By the same token, a strike could help management convince Wall Street that it held its ground on getting costs in line with those of foreign firms operating in the United States. And as long as the economy is slowing and there is already plenty of inventory sitting on dealer and factory lots, a short strike now need be no more costly than two-week plant shutdowns in December.
So it's not the strike against General Motors that concerns me as much as the reported reason for it -- namely, the union's insistence that this contract, like those before, offer ironclad job security. Given what's gone on the last 25 years, you have to wonder how anyone could think that GM, Ford or Chrysler is in a position to guarantee anything, let alone job security.

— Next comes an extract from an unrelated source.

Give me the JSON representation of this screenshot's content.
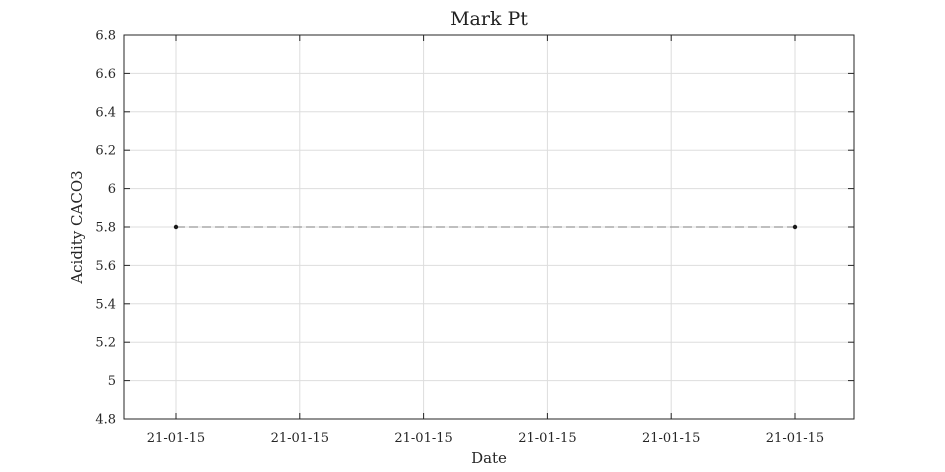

More broadly, what the strike suggests is that even when a contract is eventually signed, it won't involve the kind of sweeping changes that the Big Three need to ensure their competitive viability.
"By and large, they are looking for answers to the wrong question," said Barry Bluestone, an economist and labor expert at Northeastern University in Boston. "They are fighting over the same things they were fighting over 50 years ago."
Bluestone is no stranger to the auto industry. His father, Irving Bluestone, 91, was the lead negotiator for the UAW with General Motors during the 1960s and '70s. As a college student, Barry Bluestone worked summers on an auto assembly line. And as an economist, he has documented the importance of unions in creating the American middle class.
Back in the early 1990s, father and son wrote a book, "Negotiating the Future," in which they argued that both unions and companies had to move their focus from dividing the pie to expanding it. That meant putting aside the rigid notion that the role of unions was to fight for better wages and benefits, and the role of management was to run the company, they wrote. To remain competitive, companies had to engage the energies, creativity and commitment of their workers. And that process required a different approach to collective bargaining.
As Bluestone acknowledges, this wasn't a wholly original idea, but one that had been a favorite of the left wing of the labor movement in the 1940s and championed by the UAW's own Walter Reuther until 1950, when he surrendered the dream of industrial democracy for the more fetching and immediate dream of a middle-class life for blue-collar workers.
That grand bargain, known as the Treaty of Detroit, served both sides well until the early 1980s, when foreign competition began to render it unsustainable. And yet in the 25 years since, very little has changed in the collective bargaining process.
During the late 1980s, there were some successful experiments with Total Quality programs borrowed from Japan. And General Motors had some early success with its new-age Saturn division. But according to Ruth Milkman, a labor expert at UCLA, worker involvement was never really embraced by either the unions or management and never allowed to rise beyond production issues on the factory floor. As long as oil prices remained low and SUV profits high, neither union nor management seemed to care.